The human brain is, for lack of a better word, lazy. It would prefer to neatly and easily place everything into its own little box without digging deeper or analyzing the potential overlaps found within them. In a society with such a diverse population, why would someone care if a person they meet is Chinese, Japanese, Laos, Thai, Indian, etc. when they could just call them an Asian? This categorical thinking ignores the vast differences in culture, lifestyle, food, and even physical traits that the people within them have. For instance, an Indian and a Chinese person may both come from the Asian continent, but their cultures have no similarities to each other but are categorized under the same race. It also ignores people who have mixed races and don’t identify with just one group. The textbook, Culture and Diversity in the United States - So Many Ways to Be American, poses two potential alternatives to traditional categorical thinking: continuum thinking and compositional thinking. Jack David Eller states, “In the continuum approach, diversity is ‘analog’ rather than ‘digital, ’ falling along a range of gradual variation instead of a finite set of strict distinctions”.
Continuum thinking tends to address categorical thinking by adding more layers to the categories, which allow more diversity to be identified within groups. It tends to identify a few groups as extremes and then categorizes everything else as a position in between those extremes. It becomes more inclusive of different kinds of white people, black people, Asians, etc. but still can’t accurately represent everyone correctly. It also is primarily applied to race/ethnic identification but can’t be applied effectively to identifying different genders, sexual orientations, status domains, among other groups of people. Compositional thinking tries to build on both of these by combining these differences rather than separating them. Eller compares compositional thinking to standard brain function when he says, “the brain is not a single homogeneous organ but a combination of many different specialized regions and sub-organs, each with its own (although not completely unalterable) function”.

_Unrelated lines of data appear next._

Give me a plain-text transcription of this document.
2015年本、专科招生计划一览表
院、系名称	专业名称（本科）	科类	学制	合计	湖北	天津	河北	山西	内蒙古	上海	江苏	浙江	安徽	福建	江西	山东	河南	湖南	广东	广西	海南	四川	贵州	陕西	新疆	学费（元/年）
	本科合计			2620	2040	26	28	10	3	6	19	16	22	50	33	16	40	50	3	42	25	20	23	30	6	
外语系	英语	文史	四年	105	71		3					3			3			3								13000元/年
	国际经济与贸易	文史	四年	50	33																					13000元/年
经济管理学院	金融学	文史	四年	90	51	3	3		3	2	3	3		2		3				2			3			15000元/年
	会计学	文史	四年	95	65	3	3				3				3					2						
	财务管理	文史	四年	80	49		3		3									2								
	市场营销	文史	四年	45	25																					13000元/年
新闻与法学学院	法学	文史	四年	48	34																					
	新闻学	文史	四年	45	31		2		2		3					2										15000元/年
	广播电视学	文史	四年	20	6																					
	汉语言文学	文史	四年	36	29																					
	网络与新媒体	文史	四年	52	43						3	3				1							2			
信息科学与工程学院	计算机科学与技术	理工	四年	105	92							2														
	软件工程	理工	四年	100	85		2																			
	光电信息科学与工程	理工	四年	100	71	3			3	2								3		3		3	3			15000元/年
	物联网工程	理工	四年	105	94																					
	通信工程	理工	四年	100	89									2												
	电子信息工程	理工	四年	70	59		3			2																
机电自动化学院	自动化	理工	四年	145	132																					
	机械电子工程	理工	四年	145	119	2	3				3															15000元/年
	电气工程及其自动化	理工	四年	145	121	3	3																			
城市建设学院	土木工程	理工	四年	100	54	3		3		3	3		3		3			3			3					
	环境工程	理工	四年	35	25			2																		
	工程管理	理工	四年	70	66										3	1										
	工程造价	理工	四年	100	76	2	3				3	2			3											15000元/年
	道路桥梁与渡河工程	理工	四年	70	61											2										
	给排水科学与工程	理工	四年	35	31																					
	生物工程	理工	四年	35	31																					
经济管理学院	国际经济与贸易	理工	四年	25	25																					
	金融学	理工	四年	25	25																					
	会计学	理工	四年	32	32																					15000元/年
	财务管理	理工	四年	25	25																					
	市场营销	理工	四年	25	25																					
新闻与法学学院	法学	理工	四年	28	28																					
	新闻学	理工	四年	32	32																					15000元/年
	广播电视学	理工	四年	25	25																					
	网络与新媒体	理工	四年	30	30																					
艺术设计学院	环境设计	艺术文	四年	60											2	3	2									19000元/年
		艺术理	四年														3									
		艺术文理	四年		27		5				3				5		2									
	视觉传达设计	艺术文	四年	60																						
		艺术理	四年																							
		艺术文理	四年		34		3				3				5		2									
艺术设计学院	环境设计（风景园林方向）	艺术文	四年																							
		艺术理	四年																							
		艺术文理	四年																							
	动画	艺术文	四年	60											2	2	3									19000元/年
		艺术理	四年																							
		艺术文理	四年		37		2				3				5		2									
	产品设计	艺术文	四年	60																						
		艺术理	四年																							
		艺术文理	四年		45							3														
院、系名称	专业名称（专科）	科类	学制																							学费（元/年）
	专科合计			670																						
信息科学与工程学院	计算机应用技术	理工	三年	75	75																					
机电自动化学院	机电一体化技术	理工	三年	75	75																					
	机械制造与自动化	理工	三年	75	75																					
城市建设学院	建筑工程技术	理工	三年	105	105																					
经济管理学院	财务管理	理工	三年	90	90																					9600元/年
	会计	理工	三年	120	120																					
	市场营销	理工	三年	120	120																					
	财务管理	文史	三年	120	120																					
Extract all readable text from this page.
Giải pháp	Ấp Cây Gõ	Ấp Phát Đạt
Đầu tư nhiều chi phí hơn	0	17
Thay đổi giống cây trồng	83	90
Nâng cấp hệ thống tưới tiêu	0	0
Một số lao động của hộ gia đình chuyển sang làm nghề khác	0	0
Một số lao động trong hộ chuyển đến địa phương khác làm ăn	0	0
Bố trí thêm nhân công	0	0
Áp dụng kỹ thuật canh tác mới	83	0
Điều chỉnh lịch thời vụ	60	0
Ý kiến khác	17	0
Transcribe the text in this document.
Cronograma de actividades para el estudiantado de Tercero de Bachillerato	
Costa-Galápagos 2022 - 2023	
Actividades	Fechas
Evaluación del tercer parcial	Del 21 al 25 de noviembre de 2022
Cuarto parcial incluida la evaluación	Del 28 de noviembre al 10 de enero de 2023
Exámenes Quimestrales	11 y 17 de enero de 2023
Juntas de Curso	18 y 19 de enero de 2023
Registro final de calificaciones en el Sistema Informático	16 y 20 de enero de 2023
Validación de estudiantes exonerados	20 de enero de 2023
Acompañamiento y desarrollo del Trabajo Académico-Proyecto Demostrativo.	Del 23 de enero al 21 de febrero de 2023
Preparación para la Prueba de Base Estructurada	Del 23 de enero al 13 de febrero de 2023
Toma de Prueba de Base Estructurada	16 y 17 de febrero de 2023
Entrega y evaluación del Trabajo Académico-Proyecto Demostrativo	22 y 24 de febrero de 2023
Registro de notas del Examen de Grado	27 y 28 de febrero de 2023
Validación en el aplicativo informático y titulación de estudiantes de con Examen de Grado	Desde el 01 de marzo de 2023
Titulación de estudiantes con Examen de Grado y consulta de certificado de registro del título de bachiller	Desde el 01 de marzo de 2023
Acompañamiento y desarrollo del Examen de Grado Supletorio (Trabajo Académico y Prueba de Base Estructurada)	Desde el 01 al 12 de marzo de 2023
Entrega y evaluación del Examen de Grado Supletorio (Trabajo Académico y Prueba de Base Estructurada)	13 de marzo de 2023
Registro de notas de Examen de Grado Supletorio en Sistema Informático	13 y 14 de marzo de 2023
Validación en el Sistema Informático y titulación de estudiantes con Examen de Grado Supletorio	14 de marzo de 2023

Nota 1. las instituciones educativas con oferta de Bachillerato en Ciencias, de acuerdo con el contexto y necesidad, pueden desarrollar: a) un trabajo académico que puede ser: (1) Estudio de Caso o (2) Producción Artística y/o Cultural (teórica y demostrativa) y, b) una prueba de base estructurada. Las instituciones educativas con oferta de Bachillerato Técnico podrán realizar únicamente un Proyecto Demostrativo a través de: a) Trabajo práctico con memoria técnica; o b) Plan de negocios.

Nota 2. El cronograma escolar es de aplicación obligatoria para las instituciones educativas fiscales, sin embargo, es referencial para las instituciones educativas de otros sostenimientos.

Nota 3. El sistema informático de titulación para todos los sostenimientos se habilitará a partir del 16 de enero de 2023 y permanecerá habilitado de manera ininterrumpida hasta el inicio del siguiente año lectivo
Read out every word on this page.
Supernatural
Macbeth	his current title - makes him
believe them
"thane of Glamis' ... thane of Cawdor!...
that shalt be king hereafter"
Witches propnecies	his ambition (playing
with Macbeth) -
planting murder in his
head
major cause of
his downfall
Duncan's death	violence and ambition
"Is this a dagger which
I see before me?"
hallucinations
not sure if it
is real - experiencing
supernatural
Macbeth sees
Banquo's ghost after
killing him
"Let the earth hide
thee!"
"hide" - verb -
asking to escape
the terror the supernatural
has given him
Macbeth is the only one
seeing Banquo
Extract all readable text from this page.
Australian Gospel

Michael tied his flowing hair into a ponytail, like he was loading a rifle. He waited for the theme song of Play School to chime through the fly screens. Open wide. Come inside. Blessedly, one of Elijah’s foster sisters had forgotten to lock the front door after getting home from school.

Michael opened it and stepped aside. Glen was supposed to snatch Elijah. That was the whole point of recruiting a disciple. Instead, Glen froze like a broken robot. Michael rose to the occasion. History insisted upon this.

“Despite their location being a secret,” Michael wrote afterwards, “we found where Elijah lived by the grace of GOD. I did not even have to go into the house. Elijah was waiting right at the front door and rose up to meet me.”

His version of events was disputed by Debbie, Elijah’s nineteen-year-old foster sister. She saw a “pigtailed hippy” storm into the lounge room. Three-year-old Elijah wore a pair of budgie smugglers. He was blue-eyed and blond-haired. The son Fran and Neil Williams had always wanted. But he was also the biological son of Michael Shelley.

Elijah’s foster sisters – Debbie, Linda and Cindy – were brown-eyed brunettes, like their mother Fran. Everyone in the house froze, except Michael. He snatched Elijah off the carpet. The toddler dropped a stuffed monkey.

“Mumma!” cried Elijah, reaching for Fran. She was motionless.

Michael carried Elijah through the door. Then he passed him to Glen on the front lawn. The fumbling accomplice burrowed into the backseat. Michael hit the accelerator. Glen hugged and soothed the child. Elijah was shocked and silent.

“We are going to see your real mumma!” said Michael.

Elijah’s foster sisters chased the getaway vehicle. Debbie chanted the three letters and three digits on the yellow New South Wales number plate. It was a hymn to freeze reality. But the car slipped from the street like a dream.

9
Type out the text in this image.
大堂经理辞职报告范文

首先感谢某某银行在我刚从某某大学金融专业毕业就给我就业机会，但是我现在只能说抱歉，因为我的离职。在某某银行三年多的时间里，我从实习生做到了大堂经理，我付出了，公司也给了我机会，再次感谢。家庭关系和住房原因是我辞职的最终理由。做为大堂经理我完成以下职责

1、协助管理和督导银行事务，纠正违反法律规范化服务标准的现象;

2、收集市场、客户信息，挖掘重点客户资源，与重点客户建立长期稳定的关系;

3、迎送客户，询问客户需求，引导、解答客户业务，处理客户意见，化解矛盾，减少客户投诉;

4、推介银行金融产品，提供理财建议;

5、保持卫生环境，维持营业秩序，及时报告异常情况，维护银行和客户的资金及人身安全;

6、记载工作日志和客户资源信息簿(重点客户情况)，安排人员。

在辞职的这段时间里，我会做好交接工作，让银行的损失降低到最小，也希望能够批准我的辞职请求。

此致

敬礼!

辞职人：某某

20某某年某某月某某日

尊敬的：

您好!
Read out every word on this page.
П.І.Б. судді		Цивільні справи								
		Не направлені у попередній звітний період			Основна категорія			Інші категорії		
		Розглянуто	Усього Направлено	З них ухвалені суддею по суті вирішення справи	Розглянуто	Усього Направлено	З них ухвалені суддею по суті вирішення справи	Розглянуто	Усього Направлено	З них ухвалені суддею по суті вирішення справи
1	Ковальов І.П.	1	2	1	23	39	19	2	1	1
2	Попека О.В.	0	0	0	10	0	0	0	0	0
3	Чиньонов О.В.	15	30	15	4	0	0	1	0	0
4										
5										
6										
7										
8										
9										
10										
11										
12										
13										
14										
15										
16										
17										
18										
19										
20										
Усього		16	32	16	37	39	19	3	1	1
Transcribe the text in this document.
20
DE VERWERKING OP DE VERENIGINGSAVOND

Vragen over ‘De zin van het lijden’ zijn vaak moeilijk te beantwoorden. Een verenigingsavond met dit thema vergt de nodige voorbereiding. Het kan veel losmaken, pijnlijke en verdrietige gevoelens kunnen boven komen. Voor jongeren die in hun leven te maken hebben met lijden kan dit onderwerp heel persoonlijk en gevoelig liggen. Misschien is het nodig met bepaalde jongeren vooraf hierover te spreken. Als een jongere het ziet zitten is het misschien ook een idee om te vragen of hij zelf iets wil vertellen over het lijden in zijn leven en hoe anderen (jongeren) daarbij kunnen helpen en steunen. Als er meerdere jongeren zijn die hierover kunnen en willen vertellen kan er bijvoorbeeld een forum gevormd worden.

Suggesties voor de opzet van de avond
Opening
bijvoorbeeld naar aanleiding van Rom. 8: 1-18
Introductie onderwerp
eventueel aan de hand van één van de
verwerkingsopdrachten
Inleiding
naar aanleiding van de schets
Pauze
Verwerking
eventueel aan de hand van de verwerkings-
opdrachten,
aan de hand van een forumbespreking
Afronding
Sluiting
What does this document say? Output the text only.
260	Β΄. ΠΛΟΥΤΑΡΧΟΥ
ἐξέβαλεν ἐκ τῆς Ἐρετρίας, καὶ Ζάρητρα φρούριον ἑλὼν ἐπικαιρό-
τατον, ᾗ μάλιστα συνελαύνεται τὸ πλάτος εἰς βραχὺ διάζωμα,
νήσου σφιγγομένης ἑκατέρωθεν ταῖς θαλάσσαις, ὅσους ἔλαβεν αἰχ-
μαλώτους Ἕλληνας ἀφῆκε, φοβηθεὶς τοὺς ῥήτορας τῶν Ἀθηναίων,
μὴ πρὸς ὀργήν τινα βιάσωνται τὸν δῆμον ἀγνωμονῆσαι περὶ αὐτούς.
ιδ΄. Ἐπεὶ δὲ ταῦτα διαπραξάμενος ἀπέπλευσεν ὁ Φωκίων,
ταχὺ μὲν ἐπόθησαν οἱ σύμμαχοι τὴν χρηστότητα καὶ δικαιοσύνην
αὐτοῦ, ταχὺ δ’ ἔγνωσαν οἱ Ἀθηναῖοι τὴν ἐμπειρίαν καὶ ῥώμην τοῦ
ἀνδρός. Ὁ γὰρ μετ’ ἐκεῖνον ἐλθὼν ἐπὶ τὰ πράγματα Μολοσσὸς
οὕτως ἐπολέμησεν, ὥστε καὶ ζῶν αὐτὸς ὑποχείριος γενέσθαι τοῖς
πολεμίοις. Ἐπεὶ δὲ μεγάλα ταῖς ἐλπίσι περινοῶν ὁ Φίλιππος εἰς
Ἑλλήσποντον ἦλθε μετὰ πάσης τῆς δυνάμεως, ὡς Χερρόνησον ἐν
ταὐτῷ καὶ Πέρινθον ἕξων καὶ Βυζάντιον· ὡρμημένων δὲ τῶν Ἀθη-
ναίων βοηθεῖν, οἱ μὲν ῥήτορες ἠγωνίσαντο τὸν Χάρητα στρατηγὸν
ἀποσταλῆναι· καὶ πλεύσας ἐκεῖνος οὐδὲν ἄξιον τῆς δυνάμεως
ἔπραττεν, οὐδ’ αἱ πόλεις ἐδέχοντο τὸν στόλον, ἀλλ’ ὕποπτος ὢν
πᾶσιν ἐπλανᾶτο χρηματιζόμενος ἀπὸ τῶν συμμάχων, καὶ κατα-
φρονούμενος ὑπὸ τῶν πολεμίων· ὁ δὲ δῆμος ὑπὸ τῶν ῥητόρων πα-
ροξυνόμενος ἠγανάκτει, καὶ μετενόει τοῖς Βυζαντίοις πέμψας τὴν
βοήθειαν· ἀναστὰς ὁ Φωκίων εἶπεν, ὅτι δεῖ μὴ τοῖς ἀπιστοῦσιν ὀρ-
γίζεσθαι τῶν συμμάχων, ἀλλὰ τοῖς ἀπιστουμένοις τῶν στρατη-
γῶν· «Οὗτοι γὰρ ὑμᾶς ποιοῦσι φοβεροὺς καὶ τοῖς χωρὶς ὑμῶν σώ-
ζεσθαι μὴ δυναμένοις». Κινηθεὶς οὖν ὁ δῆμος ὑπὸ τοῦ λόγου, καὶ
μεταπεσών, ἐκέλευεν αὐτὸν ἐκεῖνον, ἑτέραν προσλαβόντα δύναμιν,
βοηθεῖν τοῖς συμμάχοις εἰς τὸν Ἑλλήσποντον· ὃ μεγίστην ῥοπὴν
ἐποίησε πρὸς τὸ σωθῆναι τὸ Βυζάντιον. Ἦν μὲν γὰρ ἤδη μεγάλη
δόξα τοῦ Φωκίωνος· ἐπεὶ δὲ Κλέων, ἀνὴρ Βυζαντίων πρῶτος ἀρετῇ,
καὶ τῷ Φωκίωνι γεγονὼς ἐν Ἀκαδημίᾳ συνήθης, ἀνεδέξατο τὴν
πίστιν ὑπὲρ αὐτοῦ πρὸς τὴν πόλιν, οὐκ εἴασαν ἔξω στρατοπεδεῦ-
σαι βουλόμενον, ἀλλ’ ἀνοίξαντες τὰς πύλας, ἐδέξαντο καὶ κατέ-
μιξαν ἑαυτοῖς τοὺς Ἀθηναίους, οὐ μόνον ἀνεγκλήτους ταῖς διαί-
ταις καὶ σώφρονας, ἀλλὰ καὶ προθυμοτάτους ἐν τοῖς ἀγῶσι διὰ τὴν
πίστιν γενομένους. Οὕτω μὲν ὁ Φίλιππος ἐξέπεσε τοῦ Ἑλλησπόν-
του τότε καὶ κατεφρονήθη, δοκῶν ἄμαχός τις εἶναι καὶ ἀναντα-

Compositional thinking tries to deconstruct these overall similar traits, such as skin color, and group them together based on a conjunction of multiple similar features. Rather than separate someone into black or white, other factors would be encompassed to help identify what group they can best be identified as. This does require a more extensive thought process but leads to an accurate representation of who the person is over using either categorical or continuum thinking.